I’m happy to be a part of the Bilerico team now, and I thought I’d start off by reposting something I wrote in my own blog a couple weeks ago. It was inspired by a reoccurring conversation I’ve seen on several blogs, including this one, so it seemed fitting.
It always goes like this. A cis (non-trans) person tosses out the word ‘tranny’ in a comment. Then a trans person calls them out on it and tells them its a word that they shouldn’t be using. Argument ensues over who’s allowed to use what language, invariably, we hear “but my trans friends are okay with me using it.” And usually the issue ends unresolved — in my opinion, because no one discusses the history of the term or why it can have such a powerful negative impact.

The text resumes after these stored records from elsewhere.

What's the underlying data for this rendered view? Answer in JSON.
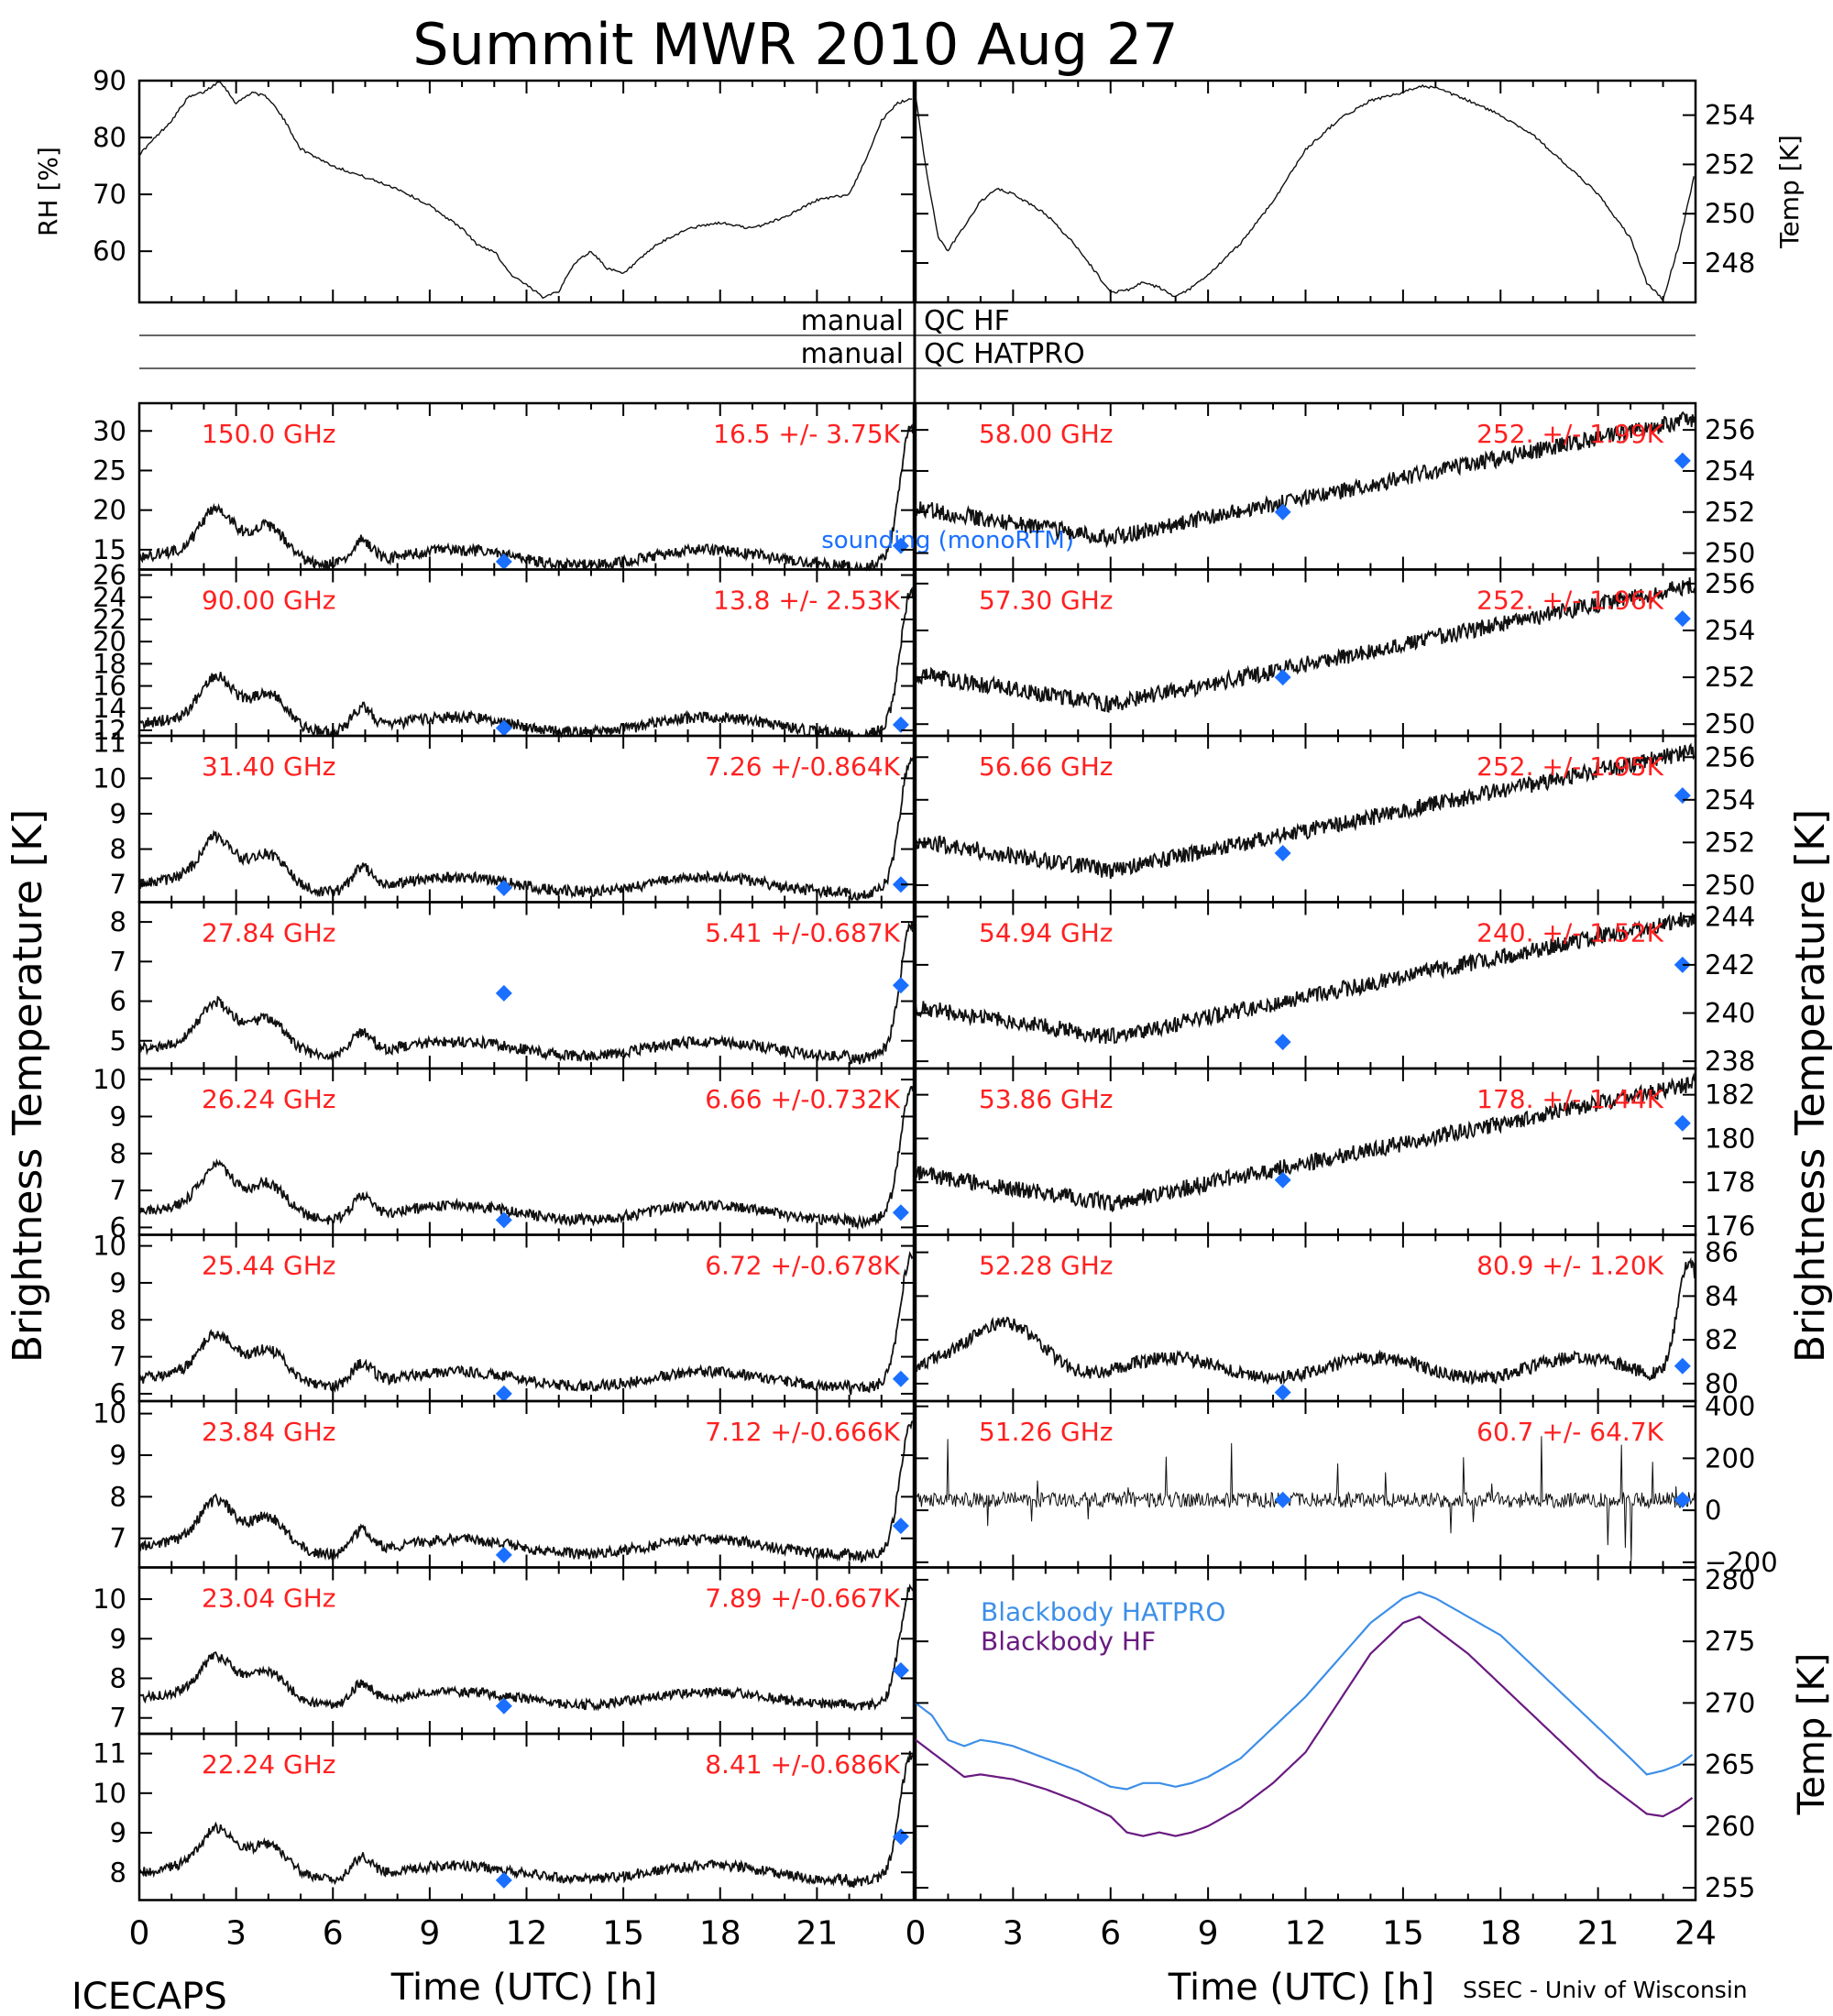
{
  "figure": {
    "title": "Summit MWR 2010 Aug 27",
    "left_ylabel": "Brightness Temperature [K]",
    "right_ylabel": "Brightness Temperature [K]",
    "footer_left": "ICECAPS",
    "footer_right": "SSEC - Univ of Wisconsin",
    "xlabel": "Time (UTC) [h]",
    "ink_color": "#000000",
    "label_color": "#ff2020",
    "marker_color": "#1a6fff",
    "hatpro_color": "#3d8fe8",
    "hf_color": "#6a1a80"
  },
  "chart_data": [
    {
      "id": "rh",
      "type": "line",
      "ylabel": "RH [%]",
      "yticks": [
        60,
        70,
        80,
        90
      ],
      "ylim": [
        51,
        90
      ],
      "xlim": [
        0,
        24
      ],
      "x": [
        0,
        0.5,
        1,
        1.5,
        2,
        2.5,
        3,
        3.5,
        4,
        4.5,
        5,
        6,
        7,
        8,
        9,
        10,
        10.5,
        11,
        11.5,
        12,
        12.5,
        13,
        13.5,
        14,
        14.5,
        15,
        16,
        17,
        18,
        19,
        20,
        21,
        22,
        22.5,
        23,
        23.5,
        24
      ],
      "values": [
        77,
        80,
        83,
        87,
        88,
        90,
        86,
        88,
        87,
        83,
        78,
        75,
        73,
        71,
        68,
        64,
        61,
        60,
        56,
        54,
        52,
        53,
        58,
        60,
        57,
        56,
        61,
        64,
        65,
        64,
        66,
        69,
        70,
        76,
        83,
        86,
        87
      ]
    },
    {
      "id": "temp",
      "type": "line",
      "ylabel": "Temp [K]",
      "yticks": [
        248,
        250,
        252,
        254
      ],
      "ylim": [
        246.4,
        255.4
      ],
      "xlim": [
        0,
        24
      ],
      "x": [
        0,
        0.3,
        0.7,
        1,
        1.5,
        2,
        2.5,
        3,
        4,
        5,
        5.5,
        6,
        6.5,
        7,
        7.5,
        8,
        8.5,
        9,
        10,
        11,
        12,
        13,
        14,
        15,
        15.5,
        16,
        17,
        18,
        19,
        20,
        21,
        22,
        22.5,
        23,
        23.5,
        24
      ],
      "values": [
        254.8,
        252,
        249,
        248.5,
        249.5,
        250.5,
        251,
        250.8,
        250,
        248.6,
        247.7,
        246.8,
        246.9,
        247.2,
        247,
        246.6,
        247,
        247.5,
        248.8,
        250.5,
        252.6,
        253.8,
        254.6,
        254.9,
        255.2,
        255.1,
        254.6,
        254,
        253.2,
        252,
        250.8,
        249,
        247.2,
        246.5,
        248.8,
        251.8
      ]
    }
  ],
  "qc": {
    "row1_left": "manual",
    "row1_right": "QC HF",
    "row2_left": "manual",
    "row2_right": "QC HATPRO"
  },
  "channels_left": [
    {
      "freq": "150.0 GHz",
      "stat": "16.5 +/-  3.75K",
      "yticks": [
        15,
        20,
        25,
        30
      ],
      "ytick_labels": [
        "15",
        "20",
        "25",
        "30"
      ],
      "ylim": [
        12.5,
        33.5
      ],
      "base": 14,
      "sounding": [
        [
          11.3,
          13.5
        ],
        [
          23.6,
          15.5
        ]
      ],
      "sounding_label": "sounding (monoRTM)"
    },
    {
      "freq": "90.00 GHz",
      "stat": "13.8 +/-  2.53K",
      "yticks": [
        12,
        14,
        16,
        18,
        20,
        22,
        24,
        26
      ],
      "ytick_labels": [
        "12",
        "14",
        "16",
        "18",
        "20",
        "22",
        "24",
        "26"
      ],
      "ylim": [
        11.5,
        26.5
      ],
      "base": 12.5,
      "sounding": [
        [
          11.3,
          12.2
        ],
        [
          23.6,
          12.5
        ]
      ]
    },
    {
      "freq": "31.40 GHz",
      "stat": "7.26 +/-0.864K",
      "yticks": [
        7,
        8,
        9,
        10,
        11
      ],
      "ytick_labels": [
        "7",
        "8",
        "9",
        "10",
        "11"
      ],
      "ylim": [
        6.5,
        11.2
      ],
      "base": 7.0,
      "sounding": [
        [
          11.3,
          6.9
        ],
        [
          23.6,
          7.0
        ]
      ]
    },
    {
      "freq": "27.84 GHz",
      "stat": "5.41 +/-0.687K",
      "yticks": [
        5,
        6,
        7,
        8
      ],
      "ytick_labels": [
        "5",
        "6",
        "7",
        "8"
      ],
      "ylim": [
        4.3,
        8.5
      ],
      "base": 4.8,
      "sounding": [
        [
          11.3,
          6.2
        ],
        [
          23.6,
          6.4
        ]
      ]
    },
    {
      "freq": "26.24 GHz",
      "stat": "6.66 +/-0.732K",
      "yticks": [
        6,
        7,
        8,
        9,
        10
      ],
      "ytick_labels": [
        "6",
        "7",
        "8",
        "9",
        "10"
      ],
      "ylim": [
        5.8,
        10.3
      ],
      "base": 6.4,
      "sounding": [
        [
          11.3,
          6.2
        ],
        [
          23.6,
          6.4
        ]
      ]
    },
    {
      "freq": "25.44 GHz",
      "stat": "6.72 +/-0.678K",
      "yticks": [
        6,
        7,
        8,
        9,
        10
      ],
      "ytick_labels": [
        "6",
        "7",
        "8",
        "9",
        "10"
      ],
      "ylim": [
        5.8,
        10.3
      ],
      "base": 6.4,
      "sounding": [
        [
          11.3,
          6.0
        ],
        [
          23.6,
          6.4
        ]
      ]
    },
    {
      "freq": "23.84 GHz",
      "stat": "7.12 +/-0.666K",
      "yticks": [
        7,
        8,
        9,
        10
      ],
      "ytick_labels": [
        "7",
        "8",
        "9",
        "10"
      ],
      "ylim": [
        6.3,
        10.3
      ],
      "base": 6.8,
      "sounding": [
        [
          11.3,
          6.6
        ],
        [
          23.6,
          7.3
        ]
      ]
    },
    {
      "freq": "23.04 GHz",
      "stat": "7.89 +/-0.667K",
      "yticks": [
        7,
        8,
        9,
        10
      ],
      "ytick_labels": [
        "7",
        "8",
        "9",
        "10"
      ],
      "ylim": [
        6.6,
        10.8
      ],
      "base": 7.5,
      "sounding": [
        [
          11.3,
          7.3
        ],
        [
          23.6,
          8.2
        ]
      ]
    },
    {
      "freq": "22.24 GHz",
      "stat": "8.41 +/-0.686K",
      "yticks": [
        8,
        9,
        10,
        11
      ],
      "ytick_labels": [
        "8",
        "9",
        "10",
        "11"
      ],
      "ylim": [
        7.3,
        11.5
      ],
      "base": 8.0,
      "sounding": [
        [
          11.3,
          7.8
        ],
        [
          23.6,
          8.9
        ]
      ]
    }
  ],
  "channels_right": [
    {
      "freq": "58.00 GHz",
      "stat": "252. +/- 1.99K",
      "yticks": [
        250,
        252,
        254,
        256
      ],
      "ytick_labels": [
        "250",
        "252",
        "254",
        "256"
      ],
      "ylim": [
        249.2,
        257.3
      ],
      "sounding": [
        [
          11.3,
          252
        ],
        [
          23.6,
          254.5
        ]
      ]
    },
    {
      "freq": "57.30 GHz",
      "stat": "252. +/- 1.96K",
      "yticks": [
        250,
        252,
        254,
        256
      ],
      "ytick_labels": [
        "250",
        "252",
        "254",
        "256"
      ],
      "ylim": [
        249.5,
        256.6
      ],
      "sounding": [
        [
          11.3,
          252
        ],
        [
          23.6,
          254.5
        ]
      ]
    },
    {
      "freq": "56.66 GHz",
      "stat": "252. +/- 1.95K",
      "yticks": [
        250,
        252,
        254,
        256
      ],
      "ytick_labels": [
        "250",
        "252",
        "254",
        "256"
      ],
      "ylim": [
        249.2,
        257
      ],
      "sounding": [
        [
          11.3,
          251.5
        ],
        [
          23.6,
          254.2
        ]
      ]
    },
    {
      "freq": "54.94 GHz",
      "stat": "240. +/- 1.52K",
      "yticks": [
        238,
        240,
        242,
        244
      ],
      "ytick_labels": [
        "238",
        "240",
        "242",
        "244"
      ],
      "ylim": [
        237.7,
        244.6
      ],
      "sounding": [
        [
          11.3,
          238.8
        ],
        [
          23.6,
          242
        ]
      ]
    },
    {
      "freq": "53.86 GHz",
      "stat": "178. +/- 1.44K",
      "yticks": [
        176,
        178,
        180,
        182
      ],
      "ytick_labels": [
        "176",
        "178",
        "180",
        "182"
      ],
      "ylim": [
        175.6,
        183.2
      ],
      "sounding": [
        [
          11.3,
          178.1
        ],
        [
          23.6,
          180.7
        ]
      ]
    },
    {
      "freq": "52.28 GHz",
      "stat": "80.9 +/- 1.20K",
      "yticks": [
        80,
        82,
        84,
        86
      ],
      "ytick_labels": [
        "80",
        "82",
        "84",
        "86"
      ],
      "ylim": [
        79.2,
        86.8
      ],
      "sounding": [
        [
          11.3,
          79.6
        ],
        [
          23.6,
          80.8
        ]
      ]
    },
    {
      "freq": "51.26 GHz",
      "stat": "60.7 +/- 64.7K",
      "yticks": [
        -200,
        0,
        200,
        400
      ],
      "ytick_labels": [
        "−200",
        "0",
        "200",
        "400"
      ],
      "ylim": [
        -220,
        420
      ],
      "sounding": [
        [
          11.3,
          40
        ],
        [
          23.6,
          40
        ]
      ]
    }
  ],
  "blackbody": {
    "ylabel": "Temp [K]",
    "yticks": [
      255,
      260,
      265,
      270,
      275,
      280
    ],
    "ylim": [
      254,
      281
    ],
    "legend": [
      "Blackbody HATPRO",
      "Blackbody HF"
    ],
    "x": [
      0,
      0.5,
      1,
      1.5,
      2,
      2.5,
      3,
      4,
      5,
      6,
      6.5,
      7,
      7.5,
      8,
      8.5,
      9,
      10,
      11,
      12,
      13,
      14,
      15,
      15.5,
      16,
      17,
      18,
      19,
      20,
      21,
      22,
      22.5,
      23,
      23.5,
      24
    ],
    "hatpro": [
      270,
      269,
      267,
      266.5,
      267,
      266.8,
      266.5,
      265.5,
      264.5,
      263.2,
      263,
      263.5,
      263.5,
      263.2,
      263.5,
      264,
      265.5,
      268,
      270.5,
      273.5,
      276.5,
      278.5,
      279,
      278.5,
      277,
      275.5,
      273,
      270.5,
      268,
      265.5,
      264.2,
      264.5,
      265,
      266
    ],
    "hf": [
      267,
      266,
      265,
      264,
      264.2,
      264,
      263.8,
      263,
      262,
      260.8,
      259.5,
      259.2,
      259.5,
      259.2,
      259.5,
      260,
      261.5,
      263.5,
      266,
      270,
      274,
      276.5,
      277,
      276,
      274,
      271.5,
      269,
      266.5,
      264,
      262,
      261,
      260.8,
      261.5,
      262.5
    ]
  },
  "xaxis": {
    "ticks": [
      0,
      3,
      6,
      9,
      12,
      15,
      18,
      21
    ],
    "ticks_right": [
      0,
      3,
      6,
      9,
      12,
      15,
      18,
      21,
      24
    ],
    "labels_left": [
      "0",
      "3",
      "6",
      "9",
      "12",
      "15",
      "18",
      "21"
    ],
    "labels_right": [
      "0",
      "3",
      "6",
      "9",
      "12",
      "15",
      "18",
      "21",
      "24"
    ]
  }
}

It might appear to be a benign act of adding a “y” on the end to make the term more informal and cutesy (notice a similar transformation when changing “cute” to “cutesy”). From this perspective, why would it matter? No one will tell you “fag” or “faggot” are okay but “faggy” and “fagotry” aren’t. However, there is a whole historical context to the term that isn’t all that widely known, but is a huge part about what makes the term less appealing.

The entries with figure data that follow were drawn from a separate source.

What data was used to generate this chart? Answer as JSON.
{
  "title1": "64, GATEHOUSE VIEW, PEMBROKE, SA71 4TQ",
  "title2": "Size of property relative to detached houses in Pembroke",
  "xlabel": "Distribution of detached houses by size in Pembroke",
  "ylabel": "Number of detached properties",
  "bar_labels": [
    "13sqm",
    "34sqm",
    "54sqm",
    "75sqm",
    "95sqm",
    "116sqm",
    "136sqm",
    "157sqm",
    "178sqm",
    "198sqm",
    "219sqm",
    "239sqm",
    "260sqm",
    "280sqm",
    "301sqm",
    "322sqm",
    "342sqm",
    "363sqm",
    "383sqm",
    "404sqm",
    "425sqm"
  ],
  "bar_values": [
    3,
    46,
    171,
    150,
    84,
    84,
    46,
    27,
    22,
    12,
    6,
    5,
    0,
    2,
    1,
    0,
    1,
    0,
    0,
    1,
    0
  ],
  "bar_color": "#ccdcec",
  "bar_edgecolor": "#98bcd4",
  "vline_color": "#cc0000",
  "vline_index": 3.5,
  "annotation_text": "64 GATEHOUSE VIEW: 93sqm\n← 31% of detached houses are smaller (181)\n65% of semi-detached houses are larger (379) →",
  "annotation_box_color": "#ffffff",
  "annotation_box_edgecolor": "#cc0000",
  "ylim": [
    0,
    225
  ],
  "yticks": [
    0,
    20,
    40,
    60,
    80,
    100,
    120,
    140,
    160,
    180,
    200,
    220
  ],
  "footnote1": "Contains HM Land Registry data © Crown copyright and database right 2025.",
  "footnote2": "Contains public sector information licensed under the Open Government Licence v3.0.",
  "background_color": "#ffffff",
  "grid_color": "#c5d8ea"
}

The term itself was first popularized within the porn industry. And while I’ll be the last one to denigrate sexuality and pornography, the fact is that “tranny porn” is about as representative of trans people’s sexuality as “girl-on-girl porn” is representative of lesbian sexuality. The usual context that it has been used in porn is to highlight how trans women are not really women, while also painting us as more exotic and sexually available.
So when the term became linked to the porn industry and popularized, it became a useful way to get a sense of someone’s background with the community. If a cisgender person used the term “tranny” it probably meant that they got most of their knowledge of (or at least intro to) the trans community from the porn and sex industries, and perhaps didn’t have your best interests at heart. This is also probably related to the creation of the term “tranny-chaser” as a way for the trans community to identify people who might take advantage of a trans person’s relative vulnerability or see trans people only as a sexual commodity.

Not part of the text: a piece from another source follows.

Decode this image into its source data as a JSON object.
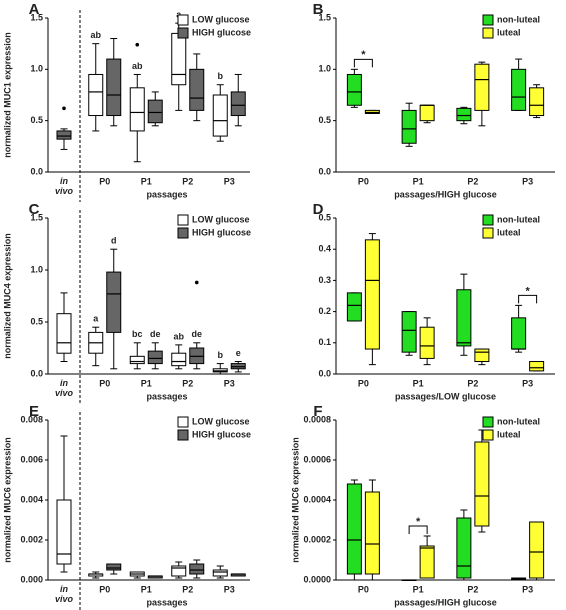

This use of language has stuck. For example, 6 out of the top 10 google results for the term “tranny” are porn sites. And five years ago I imagine it was probably 9 or 10. Compare that to a google search for “transgender” which gives you 10 out of 10 resource and support sites. Also, searching for terms like “tranny activist” and “tranny politics” results in only a few hits — 194 and 157 respectively. Yet searching for the term “tranny sex” provides 1,470,000 hits — that’s a 10,000 fold increase.
Even now, after many people are reclaiming the term, the vast majority of its use is about sexualizing and objectifying trans people. It’s true the term is being reclaimed, but instead of comparing it to how terms like “queer,” “dyke,” and “fag” are used today, I think it’s more appropriate to compare it to the use of the term “faggot” about a decade ago, or “queer” almost two decades ago.
The issue of reclaiming the term is further complicated, though. You see, while I have been discussing the impact the term has had on trans people, the reality is that it is trans women who have most directly targeted by it. Trans men have been comparably invisible is the sex and porn industries, and the trans men porn that exists today is almost exclusively produced by trans men. Yet a significant portion, arguably a majority, of the effort to reclaim the term has been made by trans men. Usually by trans men who are not familiar with the negative history of the term, let alone having been subjected to its sting themselves.
It is difficult to know what to think about that gender breakdown. When I run into a group of trans men who frequently use the term, I am not sure whether to thank them for creating community use of a new and positive meaning behind the term, or to criticize them for their insensitivity and lack of awareness of how the term might hold a lot of trauma for those of us who have been the direct targets of its use.
Regardless, it is true that I also try to reclaim the term myself. But as with all reclaimed terms, context is the key. I recently had to educate a colleague of mine as to how his saying “I met a really hot tranny last weekend” was not a very appropriate place to use the term, even if it was a positive attribute he was commenting on (for the record, I would have been a lot more comfortable with “I met a trans woman last weekend, she was really hot”).
Personally, I’m not comfortable using the term to refer to anyone but myself or friends who have similarly used it. And if I wasn’t trans, I wouldn’t want to use it at all. I might use it to draw upon its history, such as if I were to call myself “Another tranny rebelling against patriarchy,” or to underscore someone else’s transphobia as in “You just don’t care what the dirty tranny thinks, do you?” And I suppose in certain contexts when I want to draw upon its history I might use it to refer to trans people in general, such as “Trannies unite!” or “I wish there were more trannies here.” But that’s a relatively rare circumstance. I generally appreciate use of the term that links it to trans women’s sexual autonomy and trans-positivity — the exact opposite of its derogatory use.
I’m not going to lay down any rules for how you might use it though, especially if you’ve been the target of its derogatory use yourself. All I ask is that you think about how you use it. And be able to explain yourself if someone wants to question you about it.